Erzählt aus der Ich-Perspektive von Lucas Mutter Pia kommt es zunächst zu der erwarteten Dynamik. Der siebenjährige Luca schweigt zu dem Vorfall, wie es so seine Art ist, die Eltern sind auf ihre Fantasie angewiesen. Und während der in sich ruhende Vater geneigt ist, daran zu glauben, dass nichts Schwerwiegendes vorgefallen ist und die Mücke bitte nicht zu einem Elefanten aufgeblasen werden sollte, schlägt Pias Fantasie zunehmend Kapriolen, bis sie das Schlimmste annimmt und der festen Überzeugung ist, ihren Sohn im Grunde gar nicht zu kennen.


"Jakob liegt falsch, wenn er sagt, dass Schweigen nicht Lügen ist. Schweigen ist noch schlimmer. Ich weiß, wovon ich rede." (S. 94)


Rasch wird deutlich, dass eher Pia das Problem ist als der kleine Luca. Um die Verhaltensweisen und Reaktionen von Pia zu verstehen, taucht der Roman bald schon ab in ihre eigene Kindheit, in ein Leben mit zwei Schwestern - eine schon lange tot, zu der anderen besteht seit Jahren kein Kontakt mehr. Zahlreiche Details tauchen aus der verdrängten Erinnerung wieder auf, eine bedrückende Atmosphäre auch beim Lesen. Ein Gebot des Schweigens von Seiten der Eltern, als es zu einem traumatischen Ereignis kam - und als danach alles anders wurde. Und die Folgen ihrer Kindheit und insbesondere des Traumas wirken bei Pia bis heute nach, unverarbeitet aber präsent. Bestimmte Ereignisse oder auch Verhaltensweisen von Luca in der Gegenwart triggern Pia offenbar und lösen irrationale Reaktionen aus, die sich wiederum auf das Verhältnis von Pia und ihrem Sohn auswirken.

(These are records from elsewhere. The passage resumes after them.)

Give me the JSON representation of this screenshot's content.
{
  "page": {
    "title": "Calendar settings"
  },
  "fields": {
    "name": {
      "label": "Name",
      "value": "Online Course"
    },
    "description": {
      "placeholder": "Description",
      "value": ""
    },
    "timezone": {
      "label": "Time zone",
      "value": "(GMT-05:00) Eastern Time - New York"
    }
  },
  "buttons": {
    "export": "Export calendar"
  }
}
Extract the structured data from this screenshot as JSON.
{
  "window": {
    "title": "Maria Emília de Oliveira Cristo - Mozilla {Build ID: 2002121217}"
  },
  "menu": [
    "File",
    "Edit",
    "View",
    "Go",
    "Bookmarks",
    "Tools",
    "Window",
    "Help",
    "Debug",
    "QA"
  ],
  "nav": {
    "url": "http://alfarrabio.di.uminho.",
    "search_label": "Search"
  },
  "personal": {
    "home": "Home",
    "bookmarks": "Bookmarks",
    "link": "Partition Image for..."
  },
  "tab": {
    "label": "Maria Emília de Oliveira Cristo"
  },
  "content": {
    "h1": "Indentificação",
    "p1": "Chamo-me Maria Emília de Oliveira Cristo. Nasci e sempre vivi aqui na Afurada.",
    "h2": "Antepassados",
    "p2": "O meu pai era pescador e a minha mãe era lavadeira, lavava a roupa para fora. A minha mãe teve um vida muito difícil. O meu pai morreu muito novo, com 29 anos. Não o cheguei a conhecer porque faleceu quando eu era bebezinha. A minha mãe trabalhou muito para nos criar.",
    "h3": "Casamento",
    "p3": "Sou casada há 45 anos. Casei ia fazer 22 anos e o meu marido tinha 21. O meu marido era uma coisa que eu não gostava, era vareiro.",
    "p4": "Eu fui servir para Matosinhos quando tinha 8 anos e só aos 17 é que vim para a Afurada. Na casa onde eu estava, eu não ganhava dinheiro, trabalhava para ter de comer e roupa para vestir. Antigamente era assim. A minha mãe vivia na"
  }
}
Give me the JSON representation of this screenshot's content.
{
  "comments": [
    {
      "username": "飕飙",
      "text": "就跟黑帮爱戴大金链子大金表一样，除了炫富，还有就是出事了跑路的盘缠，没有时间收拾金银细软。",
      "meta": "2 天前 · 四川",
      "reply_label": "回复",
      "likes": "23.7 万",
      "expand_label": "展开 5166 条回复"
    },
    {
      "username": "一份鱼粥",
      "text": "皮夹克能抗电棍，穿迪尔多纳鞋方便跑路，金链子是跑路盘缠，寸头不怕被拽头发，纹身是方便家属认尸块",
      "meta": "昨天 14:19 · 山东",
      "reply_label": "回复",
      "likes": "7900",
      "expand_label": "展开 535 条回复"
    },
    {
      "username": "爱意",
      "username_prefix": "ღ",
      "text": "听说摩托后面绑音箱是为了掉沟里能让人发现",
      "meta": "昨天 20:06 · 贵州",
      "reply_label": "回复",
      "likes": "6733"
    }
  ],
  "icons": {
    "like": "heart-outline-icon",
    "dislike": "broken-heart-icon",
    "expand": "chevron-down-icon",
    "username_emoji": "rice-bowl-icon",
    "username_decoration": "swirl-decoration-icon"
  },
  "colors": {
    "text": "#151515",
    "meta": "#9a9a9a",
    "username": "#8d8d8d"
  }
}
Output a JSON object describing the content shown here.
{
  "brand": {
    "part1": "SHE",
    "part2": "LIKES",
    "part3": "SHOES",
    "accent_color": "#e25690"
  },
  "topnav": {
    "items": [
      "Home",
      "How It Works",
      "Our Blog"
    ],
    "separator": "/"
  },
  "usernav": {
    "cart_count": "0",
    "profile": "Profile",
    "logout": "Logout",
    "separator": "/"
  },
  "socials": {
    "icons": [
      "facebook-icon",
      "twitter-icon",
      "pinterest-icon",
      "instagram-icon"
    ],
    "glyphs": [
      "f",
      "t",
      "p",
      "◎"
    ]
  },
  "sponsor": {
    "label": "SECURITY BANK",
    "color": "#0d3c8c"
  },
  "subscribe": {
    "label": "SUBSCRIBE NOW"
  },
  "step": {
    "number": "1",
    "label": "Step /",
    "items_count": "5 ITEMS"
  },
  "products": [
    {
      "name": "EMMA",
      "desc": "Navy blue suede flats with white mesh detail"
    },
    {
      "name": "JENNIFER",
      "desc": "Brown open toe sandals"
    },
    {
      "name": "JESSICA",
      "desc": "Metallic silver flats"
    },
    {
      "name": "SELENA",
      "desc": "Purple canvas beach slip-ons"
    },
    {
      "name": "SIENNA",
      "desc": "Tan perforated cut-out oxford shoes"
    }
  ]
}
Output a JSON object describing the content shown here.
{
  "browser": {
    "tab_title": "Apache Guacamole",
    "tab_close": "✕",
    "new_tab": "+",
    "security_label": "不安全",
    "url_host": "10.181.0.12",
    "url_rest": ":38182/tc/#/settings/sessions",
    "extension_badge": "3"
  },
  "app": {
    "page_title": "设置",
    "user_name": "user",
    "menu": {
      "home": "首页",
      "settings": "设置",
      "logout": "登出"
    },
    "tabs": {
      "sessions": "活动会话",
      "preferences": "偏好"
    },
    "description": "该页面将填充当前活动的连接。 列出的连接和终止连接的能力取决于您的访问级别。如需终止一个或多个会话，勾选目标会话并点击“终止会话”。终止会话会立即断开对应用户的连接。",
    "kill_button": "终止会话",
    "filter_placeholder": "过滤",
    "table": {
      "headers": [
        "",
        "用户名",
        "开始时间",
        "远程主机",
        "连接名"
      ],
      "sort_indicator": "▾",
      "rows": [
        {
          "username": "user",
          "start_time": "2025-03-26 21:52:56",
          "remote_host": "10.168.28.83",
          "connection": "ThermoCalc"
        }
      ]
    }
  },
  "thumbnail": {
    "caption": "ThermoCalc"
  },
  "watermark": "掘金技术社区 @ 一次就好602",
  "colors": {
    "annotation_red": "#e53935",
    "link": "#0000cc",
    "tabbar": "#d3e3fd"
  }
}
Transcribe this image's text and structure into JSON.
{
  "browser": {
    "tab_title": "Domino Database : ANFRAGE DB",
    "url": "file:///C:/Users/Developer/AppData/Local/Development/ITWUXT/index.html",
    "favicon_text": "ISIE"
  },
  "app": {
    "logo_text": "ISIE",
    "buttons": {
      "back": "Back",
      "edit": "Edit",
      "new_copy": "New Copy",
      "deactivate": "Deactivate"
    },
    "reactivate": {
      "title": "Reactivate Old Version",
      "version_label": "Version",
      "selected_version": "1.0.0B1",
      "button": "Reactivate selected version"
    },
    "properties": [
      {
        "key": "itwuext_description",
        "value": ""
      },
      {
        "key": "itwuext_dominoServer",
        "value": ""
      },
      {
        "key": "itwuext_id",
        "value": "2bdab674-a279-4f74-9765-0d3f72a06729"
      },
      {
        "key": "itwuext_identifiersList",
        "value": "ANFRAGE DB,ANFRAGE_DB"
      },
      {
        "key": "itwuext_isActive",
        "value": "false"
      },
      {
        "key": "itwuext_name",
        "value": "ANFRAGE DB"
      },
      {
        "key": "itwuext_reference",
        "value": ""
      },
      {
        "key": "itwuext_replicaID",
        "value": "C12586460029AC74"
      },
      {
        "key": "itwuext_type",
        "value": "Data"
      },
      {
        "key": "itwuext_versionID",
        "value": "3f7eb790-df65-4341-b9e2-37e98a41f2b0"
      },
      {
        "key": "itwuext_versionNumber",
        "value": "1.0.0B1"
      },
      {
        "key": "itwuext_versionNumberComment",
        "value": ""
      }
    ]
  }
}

Bei allem Verständnis für die Auswirkungen von unverarbeitetn Traumata muss ich leider gestehen, dass ich mit Pia nicht warm wurde. Ihre Gedanken kreisen weniger um Luca sondern eher um sie selbst, um die eigene Vergangenheit - und um das, was andere denken oder sagen könnten. Dabei nimmt sie immer den schlimmsten Fall an und setzt ihn als gegeben voraus, wohl um für alles gewappnet zu sein. Pia geht stets gleich in eine Verteidigunshaltung, in die Vollen, da ist immer gleich Wut, kein Zuhören, kein Austausch - das macht es anderen auch schwer, auf sie zuzugehen. Sie versucht ansonsten stets zu handeln wie sie glaubt dass es ihr Gegenüber möchte - und wenn das nicht gelingt, macht sie zu, wird schnippisch, laut, wendet sich ab. Wie es Luca geht, dafür hat sie dagegen meist gar kein Empfinden. Das war für mich stellenweise schwer auszuhalten.


"Die Liebe ist keine Selbstverständlichkeit für mich. Die Mutterhaut, die ich trage, passt nicht wie angegossen. Ich bin nicht Aschenputtel, ich bin eine ihrer Schwestern, die sich erst die Ferse abschneiden muss oder den großen Zeh. Und (...) ich weiß, dass Luca etwas Besseres verdient hat." (S. 57)


Der Roman lässt sich flüssig lesen und entwickelt eine untergründige Spannung - die Frage, was wirklich in der Klasse vorgefallen ist, als der siebenjährige Luca und seine Mitschülerin dort alleine waren, und auch die Frage, was seinerzeit mit einer von Pias Schwestern wirklich geschah und wie es dazu kam, hält einen beim Lesen bei der Stange. Die oftmals düstere Atmosphäre wirkt in der Tat bedrückend, die emotionalen Abgründe v.a. von Pia sind authentisch herausgearbeitet.

Das Geschehen im Klassenzimmer, das der Klappentext hervorhebt, ist für mich tatsächlich nur der Auslöser des sich verändernden Verhältnisses von Pia zu ihrem Kind. Ich hätte erwartet, dass diese Situation mehr im Vordergrund steht, die doch deutlich andere Entwicklung hat mich gelinde gesagt sehr überrascht. Der Schluss des Romans ließ mich zudem unbefriedigt zurück - nach einem heftigen Vorfall plötzlich dann zu schnell, zu lapidar, zu viele offen bleibende Enden.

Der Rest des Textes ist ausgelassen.